Developing a winning roadshow and marketing strategy
Roadshows are hard work, from planning, travelling, delivering to following up. Cannings Purple’s Investor Relations Director, Andrew Rowell, gives his insights into developing a winning roadshow and marketing strategy.
Glossophobia — the fear of public speaking — regularly ranks high on the list of what people dislike the most.
Whether it be fear of failure, fear of being caught out saying something wrong, or just fear that their message will come across badly, there are a number of good reasons why people don’t like standing up and presenting in front of others.
Unfortunately for CEOs or managing directors of listed companies, you don’t get a choice in the matter.
You are the public face of the company and need to be on the front foot delivering your sales message to investors.
As with most things, some do this better than others. Some people find it quite natural and could talk all day if required. For others, it is a tortuous process (for everyone involved) that must be endured, rather than enjoyed.
But if you are taking your company on the road through a roadshow, there’s little getting out of it: you will have to talk, publicly and persuasively, about what makes your company great.
Fortunately, there are strategies that can reduce the pain – if followed.
What to do:
- Target your audience. When planning a roadshow, target your message and material to the brokers, analysts and fund managers who are most likely to invest in your company. Your time is valuable, so make sure you use it wisely.
- Keep your message succinct. You will feel a collective groan if you walk into a room for a 30-minute presentation and hand out a 50-page slide deck. Work out what the three to four key takeaways should be and focus on them.
- Repeat the process. It is unlikely that you will convince an investor to invest at the first meeting. A winning roadshow strategy should be based around seeing the same investors at least three to four times a year, bringing them up to speed with your achievements over the past few months. Of course, the more you deliver your messages the better you get, so repetition works in your favour.
What NOT to do:
- Turn up late for meetings. When planning your itinerary, allow enough time to get from one meeting to the next. That means going into Google Maps, typing in the two addresses and allowing for the inter-meeting travel time. Running late increases your stress and makes it more likely you will struggle to deliver your message clearly.
- Keep talking after they’ve stopped listening. This should be an easy one to spot. Once you see investors go for their phone, it’s a sure sign that they’ve stopped listening. Plan a roadshow presentation that goes for 25 minutes rather than an hour and you’re more likely to have kept investors’ attention until the end.
- Stack presentation slides with bullets. Apart from being boring, lots of bullets mean that prospective investors can’t get a sense of what the most important fact is on that page. Keep your presentation simple and use lots of pictures.

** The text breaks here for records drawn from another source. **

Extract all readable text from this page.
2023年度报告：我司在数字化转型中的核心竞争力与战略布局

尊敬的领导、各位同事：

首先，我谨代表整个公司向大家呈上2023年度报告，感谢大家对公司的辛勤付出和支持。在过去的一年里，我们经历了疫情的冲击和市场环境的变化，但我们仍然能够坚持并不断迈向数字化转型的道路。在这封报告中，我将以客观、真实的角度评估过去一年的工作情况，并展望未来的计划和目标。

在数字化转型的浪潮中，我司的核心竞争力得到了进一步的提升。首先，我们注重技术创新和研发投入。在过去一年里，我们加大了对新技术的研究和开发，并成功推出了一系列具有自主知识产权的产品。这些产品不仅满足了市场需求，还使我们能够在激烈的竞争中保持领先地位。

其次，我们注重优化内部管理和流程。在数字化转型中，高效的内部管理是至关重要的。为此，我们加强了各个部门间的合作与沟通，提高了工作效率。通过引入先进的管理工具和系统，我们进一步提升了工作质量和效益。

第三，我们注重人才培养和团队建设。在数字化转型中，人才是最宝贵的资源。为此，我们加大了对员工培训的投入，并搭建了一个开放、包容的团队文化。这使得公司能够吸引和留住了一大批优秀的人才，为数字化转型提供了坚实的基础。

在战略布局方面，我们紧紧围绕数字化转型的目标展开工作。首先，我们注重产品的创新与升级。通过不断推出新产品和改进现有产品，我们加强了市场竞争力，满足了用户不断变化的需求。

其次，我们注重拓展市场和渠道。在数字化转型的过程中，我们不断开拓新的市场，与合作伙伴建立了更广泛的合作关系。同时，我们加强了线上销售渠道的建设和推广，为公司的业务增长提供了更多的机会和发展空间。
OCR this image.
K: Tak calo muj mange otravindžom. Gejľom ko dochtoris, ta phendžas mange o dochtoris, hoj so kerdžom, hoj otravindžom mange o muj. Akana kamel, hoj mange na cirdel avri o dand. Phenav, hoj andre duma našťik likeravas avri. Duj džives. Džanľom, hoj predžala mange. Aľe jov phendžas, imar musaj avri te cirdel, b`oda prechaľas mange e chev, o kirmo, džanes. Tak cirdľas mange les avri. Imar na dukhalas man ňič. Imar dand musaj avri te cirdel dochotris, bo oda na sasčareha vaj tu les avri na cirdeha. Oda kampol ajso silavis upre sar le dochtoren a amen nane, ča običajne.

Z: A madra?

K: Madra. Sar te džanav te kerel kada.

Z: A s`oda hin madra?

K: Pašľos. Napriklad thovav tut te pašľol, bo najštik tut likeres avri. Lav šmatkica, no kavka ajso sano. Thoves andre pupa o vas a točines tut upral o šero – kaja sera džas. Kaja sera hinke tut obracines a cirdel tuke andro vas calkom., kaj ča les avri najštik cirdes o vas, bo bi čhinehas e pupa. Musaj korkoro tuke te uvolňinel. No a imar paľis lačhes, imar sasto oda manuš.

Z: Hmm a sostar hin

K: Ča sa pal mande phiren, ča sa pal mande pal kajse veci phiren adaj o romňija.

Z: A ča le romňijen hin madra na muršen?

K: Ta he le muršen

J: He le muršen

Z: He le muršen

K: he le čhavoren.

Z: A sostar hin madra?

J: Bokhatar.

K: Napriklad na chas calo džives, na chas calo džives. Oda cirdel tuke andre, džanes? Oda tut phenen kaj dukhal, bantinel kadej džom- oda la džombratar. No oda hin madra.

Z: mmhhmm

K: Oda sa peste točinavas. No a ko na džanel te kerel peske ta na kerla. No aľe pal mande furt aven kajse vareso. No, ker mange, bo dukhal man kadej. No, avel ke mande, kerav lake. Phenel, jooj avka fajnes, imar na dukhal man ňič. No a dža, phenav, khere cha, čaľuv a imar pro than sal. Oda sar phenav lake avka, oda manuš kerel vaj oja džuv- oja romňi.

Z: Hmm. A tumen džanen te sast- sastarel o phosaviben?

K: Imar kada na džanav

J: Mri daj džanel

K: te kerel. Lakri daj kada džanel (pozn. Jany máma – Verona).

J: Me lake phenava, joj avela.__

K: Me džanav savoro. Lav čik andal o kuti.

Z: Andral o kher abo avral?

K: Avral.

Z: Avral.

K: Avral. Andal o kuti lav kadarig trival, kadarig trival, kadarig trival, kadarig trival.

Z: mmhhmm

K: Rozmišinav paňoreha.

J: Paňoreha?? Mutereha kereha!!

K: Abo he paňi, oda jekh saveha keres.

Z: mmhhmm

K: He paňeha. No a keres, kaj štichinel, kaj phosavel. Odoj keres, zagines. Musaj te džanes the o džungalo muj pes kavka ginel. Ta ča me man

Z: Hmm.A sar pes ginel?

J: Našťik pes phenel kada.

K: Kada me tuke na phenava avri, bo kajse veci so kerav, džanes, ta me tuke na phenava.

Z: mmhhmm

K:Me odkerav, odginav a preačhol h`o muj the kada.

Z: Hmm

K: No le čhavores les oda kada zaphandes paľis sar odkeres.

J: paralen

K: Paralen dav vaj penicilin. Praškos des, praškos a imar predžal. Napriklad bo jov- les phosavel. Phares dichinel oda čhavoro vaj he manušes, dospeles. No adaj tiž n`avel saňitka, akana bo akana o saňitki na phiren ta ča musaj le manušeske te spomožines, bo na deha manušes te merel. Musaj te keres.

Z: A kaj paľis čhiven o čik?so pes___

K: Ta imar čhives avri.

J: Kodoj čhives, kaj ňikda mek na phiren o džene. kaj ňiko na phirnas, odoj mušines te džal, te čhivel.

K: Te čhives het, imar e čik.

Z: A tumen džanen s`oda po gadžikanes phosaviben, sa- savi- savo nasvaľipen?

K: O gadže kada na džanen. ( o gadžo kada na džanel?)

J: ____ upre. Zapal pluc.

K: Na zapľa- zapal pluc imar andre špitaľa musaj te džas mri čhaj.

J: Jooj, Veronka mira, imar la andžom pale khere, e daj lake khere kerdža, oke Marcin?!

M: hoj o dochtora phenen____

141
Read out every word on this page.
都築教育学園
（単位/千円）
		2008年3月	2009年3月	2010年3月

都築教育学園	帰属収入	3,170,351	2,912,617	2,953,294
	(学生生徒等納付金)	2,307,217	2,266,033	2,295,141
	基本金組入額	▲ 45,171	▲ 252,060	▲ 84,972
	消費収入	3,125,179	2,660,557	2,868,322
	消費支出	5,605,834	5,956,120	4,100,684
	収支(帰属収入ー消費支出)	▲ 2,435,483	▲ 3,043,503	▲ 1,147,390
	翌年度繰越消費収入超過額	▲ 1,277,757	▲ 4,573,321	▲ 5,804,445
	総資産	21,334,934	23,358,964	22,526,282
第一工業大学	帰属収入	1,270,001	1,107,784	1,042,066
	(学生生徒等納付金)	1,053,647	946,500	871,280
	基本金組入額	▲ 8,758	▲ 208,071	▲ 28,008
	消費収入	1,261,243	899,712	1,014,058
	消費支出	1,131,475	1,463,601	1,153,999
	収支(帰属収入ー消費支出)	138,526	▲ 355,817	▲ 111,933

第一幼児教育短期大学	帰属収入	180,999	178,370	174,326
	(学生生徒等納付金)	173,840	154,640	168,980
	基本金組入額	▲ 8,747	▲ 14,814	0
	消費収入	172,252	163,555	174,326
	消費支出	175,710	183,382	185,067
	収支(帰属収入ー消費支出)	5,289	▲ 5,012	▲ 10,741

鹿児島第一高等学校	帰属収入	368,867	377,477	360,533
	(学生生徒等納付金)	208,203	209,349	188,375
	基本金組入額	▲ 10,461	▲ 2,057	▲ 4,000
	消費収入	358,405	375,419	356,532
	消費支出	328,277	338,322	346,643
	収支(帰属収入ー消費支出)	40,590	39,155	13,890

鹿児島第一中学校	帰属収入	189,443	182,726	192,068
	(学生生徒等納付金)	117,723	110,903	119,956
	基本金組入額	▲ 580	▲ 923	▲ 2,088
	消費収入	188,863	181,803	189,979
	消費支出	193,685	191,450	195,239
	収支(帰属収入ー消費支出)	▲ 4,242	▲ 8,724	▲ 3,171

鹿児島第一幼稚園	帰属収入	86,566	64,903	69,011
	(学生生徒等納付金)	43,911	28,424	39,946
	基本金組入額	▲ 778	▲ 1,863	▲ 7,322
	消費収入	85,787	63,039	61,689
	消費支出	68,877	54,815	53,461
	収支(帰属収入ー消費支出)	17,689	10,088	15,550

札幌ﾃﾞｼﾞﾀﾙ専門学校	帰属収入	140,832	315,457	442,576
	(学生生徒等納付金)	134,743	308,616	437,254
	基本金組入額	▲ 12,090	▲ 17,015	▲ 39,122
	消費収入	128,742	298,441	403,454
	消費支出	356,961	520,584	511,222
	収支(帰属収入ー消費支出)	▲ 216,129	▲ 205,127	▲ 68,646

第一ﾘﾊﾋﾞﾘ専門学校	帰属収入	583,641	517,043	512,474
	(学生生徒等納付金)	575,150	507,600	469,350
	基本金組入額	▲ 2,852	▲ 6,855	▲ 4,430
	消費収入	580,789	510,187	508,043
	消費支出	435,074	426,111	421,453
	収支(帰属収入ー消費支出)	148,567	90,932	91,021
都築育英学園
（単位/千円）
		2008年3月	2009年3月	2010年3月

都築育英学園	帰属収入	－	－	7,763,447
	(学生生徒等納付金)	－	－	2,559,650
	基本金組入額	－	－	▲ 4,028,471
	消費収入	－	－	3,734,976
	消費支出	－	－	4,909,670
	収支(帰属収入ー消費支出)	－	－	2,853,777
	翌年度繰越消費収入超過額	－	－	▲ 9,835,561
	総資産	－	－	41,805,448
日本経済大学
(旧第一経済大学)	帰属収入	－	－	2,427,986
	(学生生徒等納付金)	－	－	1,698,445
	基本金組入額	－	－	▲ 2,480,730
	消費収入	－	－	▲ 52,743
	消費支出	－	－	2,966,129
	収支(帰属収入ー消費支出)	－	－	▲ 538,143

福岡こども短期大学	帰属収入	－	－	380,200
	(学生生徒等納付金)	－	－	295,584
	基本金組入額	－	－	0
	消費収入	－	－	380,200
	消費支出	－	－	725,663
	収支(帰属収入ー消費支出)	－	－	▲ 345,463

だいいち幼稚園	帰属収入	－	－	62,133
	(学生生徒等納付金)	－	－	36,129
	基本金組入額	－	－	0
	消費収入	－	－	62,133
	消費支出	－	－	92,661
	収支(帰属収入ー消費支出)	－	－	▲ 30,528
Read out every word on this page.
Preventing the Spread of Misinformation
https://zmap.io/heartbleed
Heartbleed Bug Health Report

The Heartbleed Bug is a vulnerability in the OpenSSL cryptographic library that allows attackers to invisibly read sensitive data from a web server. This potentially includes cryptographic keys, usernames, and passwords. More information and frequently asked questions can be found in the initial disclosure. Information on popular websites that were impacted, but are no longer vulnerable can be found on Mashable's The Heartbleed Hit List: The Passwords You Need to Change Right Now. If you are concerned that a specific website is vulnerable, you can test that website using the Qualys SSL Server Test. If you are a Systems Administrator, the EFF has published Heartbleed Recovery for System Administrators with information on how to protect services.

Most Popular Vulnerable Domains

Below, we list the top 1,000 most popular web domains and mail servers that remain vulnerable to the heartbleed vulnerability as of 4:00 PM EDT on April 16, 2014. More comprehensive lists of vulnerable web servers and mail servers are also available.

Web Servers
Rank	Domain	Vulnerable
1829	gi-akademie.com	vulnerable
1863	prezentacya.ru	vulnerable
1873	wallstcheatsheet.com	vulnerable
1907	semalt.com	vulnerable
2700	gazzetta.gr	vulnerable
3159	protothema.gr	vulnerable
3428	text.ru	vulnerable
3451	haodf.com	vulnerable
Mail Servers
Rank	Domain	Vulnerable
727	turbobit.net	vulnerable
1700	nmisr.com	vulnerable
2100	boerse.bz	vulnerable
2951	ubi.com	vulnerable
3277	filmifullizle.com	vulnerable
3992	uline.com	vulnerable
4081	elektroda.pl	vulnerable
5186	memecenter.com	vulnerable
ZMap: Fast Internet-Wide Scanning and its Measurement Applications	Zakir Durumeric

A winning roadshow and marketing strategy involves communicating your point of difference and showing how you will add value to shareholders over the coming year. Regular follow-ups should reference these metrics so that potential investors can see that you are achieving your goals.
If you are going to spend at least six to eight weeks a year on the road seeing potential investors, you need to ensure that your time is well spent and delivers results.